How many Nondiscrimination Tests are there?
Depending on what type of benefits your company offers, there are up to nine different tests that may need to be administered. Some tests are related to eligibility and availability of benefits, and some are based on how many employees have elected these benefits. We have included a list of tests that are required for each of the most common benefit packages companies offer:
- The Key Employee 25% Concentration Test applies to all pretax benefits provided under the plan. No more than 25% of the aggregate of all non-taxable benefits may be provided to key employees. This would include anything paid pretax (by an employee) or provided on a nontaxable basis (by the employer), including Group health, term life, or disability coverage premiums Health and Dependent Care FSA Contributions to an HSA. The Dependent Care 55% Average Benefits Test applies only to the Dependent Care FSA.
- The 105h Nondiscrimination Testing is passed if the average benefit provided to employees who are non-HCEs is at least 55% of the average benefit provided to HCEs. Benefits under an employer-sponsored health plan generally are not taxable due to a special section of the Code, which excludes the value of those benefits from taxation. However, to ensure that employers do not improperly discriminate in favor of Highly Compensated Individuals (“HCIs”), Congress created nondiscrimination rules under Code Section 105(h). Currently, Code Section 105(h) only applies to self-funded health plans. A plan is generally treated as self-funded, even if the plan has stop-loss insurance.
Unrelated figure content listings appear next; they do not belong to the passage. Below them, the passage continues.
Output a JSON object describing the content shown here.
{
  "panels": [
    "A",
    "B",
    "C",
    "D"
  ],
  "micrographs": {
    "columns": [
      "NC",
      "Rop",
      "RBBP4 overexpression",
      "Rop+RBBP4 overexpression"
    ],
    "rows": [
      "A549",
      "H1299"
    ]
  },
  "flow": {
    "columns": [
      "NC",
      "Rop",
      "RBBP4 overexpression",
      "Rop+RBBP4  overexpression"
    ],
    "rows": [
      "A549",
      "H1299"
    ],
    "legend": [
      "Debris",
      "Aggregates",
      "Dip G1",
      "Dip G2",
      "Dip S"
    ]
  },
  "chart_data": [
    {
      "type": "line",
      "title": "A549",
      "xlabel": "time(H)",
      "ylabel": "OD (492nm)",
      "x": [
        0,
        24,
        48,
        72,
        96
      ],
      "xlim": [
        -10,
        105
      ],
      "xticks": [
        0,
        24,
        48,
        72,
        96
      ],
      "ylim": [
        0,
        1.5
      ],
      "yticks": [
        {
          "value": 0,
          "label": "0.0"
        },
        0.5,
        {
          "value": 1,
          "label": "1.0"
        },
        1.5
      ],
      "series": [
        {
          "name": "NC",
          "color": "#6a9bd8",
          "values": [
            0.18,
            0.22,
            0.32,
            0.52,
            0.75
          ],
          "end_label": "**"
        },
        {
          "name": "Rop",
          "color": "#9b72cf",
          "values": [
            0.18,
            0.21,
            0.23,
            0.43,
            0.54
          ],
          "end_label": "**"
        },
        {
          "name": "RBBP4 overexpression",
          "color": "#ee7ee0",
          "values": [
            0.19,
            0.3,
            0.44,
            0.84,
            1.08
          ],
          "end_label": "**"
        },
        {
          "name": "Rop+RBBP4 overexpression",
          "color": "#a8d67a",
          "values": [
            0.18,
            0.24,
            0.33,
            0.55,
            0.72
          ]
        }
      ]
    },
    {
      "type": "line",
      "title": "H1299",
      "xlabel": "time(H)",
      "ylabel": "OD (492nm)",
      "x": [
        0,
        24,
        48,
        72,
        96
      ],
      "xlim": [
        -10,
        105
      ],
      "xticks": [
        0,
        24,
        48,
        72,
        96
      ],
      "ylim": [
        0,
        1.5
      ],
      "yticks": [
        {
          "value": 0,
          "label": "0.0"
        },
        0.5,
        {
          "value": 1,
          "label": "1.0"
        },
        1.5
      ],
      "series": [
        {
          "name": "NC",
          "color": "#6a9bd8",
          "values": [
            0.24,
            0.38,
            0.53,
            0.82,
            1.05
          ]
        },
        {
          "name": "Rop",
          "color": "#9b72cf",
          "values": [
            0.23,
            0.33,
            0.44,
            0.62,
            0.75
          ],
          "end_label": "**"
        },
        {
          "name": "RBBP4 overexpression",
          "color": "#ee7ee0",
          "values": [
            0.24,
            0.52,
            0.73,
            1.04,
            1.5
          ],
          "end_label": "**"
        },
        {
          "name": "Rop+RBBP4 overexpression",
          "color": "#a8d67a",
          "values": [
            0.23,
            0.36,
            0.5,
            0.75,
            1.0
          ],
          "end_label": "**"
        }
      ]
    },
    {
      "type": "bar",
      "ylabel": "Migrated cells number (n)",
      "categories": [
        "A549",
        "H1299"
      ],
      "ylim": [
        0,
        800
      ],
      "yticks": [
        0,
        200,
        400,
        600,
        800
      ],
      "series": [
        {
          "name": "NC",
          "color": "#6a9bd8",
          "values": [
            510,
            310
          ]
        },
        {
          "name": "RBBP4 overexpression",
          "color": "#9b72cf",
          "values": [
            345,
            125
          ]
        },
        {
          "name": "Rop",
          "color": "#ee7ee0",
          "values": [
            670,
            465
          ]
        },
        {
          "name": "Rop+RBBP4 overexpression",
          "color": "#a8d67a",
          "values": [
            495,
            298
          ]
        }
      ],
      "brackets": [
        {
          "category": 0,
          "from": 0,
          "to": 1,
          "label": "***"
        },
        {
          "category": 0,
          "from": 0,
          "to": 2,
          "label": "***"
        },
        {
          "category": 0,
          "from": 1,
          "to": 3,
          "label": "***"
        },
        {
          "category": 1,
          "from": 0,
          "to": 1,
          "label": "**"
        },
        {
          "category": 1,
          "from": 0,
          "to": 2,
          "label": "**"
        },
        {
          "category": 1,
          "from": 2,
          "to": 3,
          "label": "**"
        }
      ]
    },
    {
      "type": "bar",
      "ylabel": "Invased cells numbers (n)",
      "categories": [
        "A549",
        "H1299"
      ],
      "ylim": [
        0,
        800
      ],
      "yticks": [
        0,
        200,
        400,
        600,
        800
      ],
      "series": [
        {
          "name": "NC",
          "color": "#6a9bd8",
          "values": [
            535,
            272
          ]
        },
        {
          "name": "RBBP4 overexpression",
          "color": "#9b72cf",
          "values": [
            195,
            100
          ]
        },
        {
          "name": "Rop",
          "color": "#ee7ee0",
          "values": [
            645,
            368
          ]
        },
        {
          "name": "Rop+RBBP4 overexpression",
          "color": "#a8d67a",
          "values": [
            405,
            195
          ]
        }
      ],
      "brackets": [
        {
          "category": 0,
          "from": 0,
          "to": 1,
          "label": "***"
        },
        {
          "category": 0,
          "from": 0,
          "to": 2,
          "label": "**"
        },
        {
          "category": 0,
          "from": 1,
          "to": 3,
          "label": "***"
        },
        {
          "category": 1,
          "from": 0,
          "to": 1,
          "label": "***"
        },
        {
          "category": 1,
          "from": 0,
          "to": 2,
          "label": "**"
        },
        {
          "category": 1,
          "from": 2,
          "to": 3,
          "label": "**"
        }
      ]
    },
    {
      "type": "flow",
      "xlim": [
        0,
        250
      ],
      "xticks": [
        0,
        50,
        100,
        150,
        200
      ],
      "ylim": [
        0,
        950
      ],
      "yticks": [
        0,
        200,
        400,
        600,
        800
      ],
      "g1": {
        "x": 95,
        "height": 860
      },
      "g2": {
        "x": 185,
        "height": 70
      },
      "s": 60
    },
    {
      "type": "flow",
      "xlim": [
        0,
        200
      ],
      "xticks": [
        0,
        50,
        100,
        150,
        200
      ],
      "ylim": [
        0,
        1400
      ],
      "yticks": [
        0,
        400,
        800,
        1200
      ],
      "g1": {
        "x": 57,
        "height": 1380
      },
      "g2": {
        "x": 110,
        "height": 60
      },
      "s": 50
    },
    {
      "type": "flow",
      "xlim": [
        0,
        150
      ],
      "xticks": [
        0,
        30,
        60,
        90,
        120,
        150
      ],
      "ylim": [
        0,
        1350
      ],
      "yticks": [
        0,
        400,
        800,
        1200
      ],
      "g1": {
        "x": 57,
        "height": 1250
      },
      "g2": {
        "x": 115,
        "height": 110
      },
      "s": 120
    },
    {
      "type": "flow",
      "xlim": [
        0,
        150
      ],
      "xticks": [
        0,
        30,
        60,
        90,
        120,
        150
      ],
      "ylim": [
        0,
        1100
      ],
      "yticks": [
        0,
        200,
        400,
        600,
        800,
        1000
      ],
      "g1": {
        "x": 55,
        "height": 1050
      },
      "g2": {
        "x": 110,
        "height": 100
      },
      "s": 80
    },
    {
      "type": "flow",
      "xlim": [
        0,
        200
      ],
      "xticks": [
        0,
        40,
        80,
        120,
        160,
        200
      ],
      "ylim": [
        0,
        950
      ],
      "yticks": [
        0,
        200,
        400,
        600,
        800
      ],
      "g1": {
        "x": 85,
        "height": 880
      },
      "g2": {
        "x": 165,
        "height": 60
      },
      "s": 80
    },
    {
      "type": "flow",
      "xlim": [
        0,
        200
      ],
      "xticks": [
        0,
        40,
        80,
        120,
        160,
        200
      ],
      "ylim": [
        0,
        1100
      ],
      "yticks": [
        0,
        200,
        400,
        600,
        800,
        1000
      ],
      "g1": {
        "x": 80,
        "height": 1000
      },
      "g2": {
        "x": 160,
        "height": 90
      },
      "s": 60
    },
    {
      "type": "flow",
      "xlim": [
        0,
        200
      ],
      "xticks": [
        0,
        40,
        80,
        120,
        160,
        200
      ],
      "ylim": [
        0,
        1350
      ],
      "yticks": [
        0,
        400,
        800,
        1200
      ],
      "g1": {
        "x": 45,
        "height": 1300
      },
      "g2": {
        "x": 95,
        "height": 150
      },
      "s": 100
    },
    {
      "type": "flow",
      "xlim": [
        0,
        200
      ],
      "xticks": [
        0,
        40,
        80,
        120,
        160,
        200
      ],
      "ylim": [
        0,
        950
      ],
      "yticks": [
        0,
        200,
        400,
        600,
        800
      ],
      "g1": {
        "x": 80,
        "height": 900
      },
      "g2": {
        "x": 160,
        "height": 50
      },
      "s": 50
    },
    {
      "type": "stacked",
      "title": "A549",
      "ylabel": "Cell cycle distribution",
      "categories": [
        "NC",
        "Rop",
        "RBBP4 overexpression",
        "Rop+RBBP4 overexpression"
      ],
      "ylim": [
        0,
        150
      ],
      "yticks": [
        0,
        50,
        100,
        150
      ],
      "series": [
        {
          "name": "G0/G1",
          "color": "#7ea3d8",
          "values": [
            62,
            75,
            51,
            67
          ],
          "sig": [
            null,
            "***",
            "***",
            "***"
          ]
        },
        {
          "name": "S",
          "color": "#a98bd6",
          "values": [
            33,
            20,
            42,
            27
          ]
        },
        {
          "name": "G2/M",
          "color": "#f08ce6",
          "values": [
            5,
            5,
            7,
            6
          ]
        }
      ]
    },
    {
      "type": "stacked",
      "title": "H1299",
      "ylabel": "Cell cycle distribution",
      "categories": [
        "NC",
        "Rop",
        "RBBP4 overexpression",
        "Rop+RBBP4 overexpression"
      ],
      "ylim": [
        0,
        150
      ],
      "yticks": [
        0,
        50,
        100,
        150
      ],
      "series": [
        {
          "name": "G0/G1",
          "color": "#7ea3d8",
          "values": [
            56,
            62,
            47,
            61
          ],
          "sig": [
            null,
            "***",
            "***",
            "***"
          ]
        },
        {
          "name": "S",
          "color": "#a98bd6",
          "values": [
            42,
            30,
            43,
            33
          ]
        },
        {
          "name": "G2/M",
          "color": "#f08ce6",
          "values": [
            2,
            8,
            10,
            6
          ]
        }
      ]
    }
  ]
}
Also, the Affordable Care Act (“ACA”) provides that non-grandfathered, fully insured health plans will also be subject to rules “similar” to Code Section 105(h).
The 105(h) Test is designed to verify two things:
- First, “enough” non-HCIs “benefit” under the health plan, in comparison to the number of HCIs who “benefit.”
- Second, to verify that the health plan’s benefits (e.g., deductible levels and covered benefits) do not favor HCIs.
- The 5% of Owners Test also applies only to Dependent Care FSA. Not more than 25% of the amounts for dependent care assistance during the year may be provided for shareholders or owners (or their spouses or dependents) who own more than 5% of the stock, the capital, or profits interest in the employer (on any day of the year).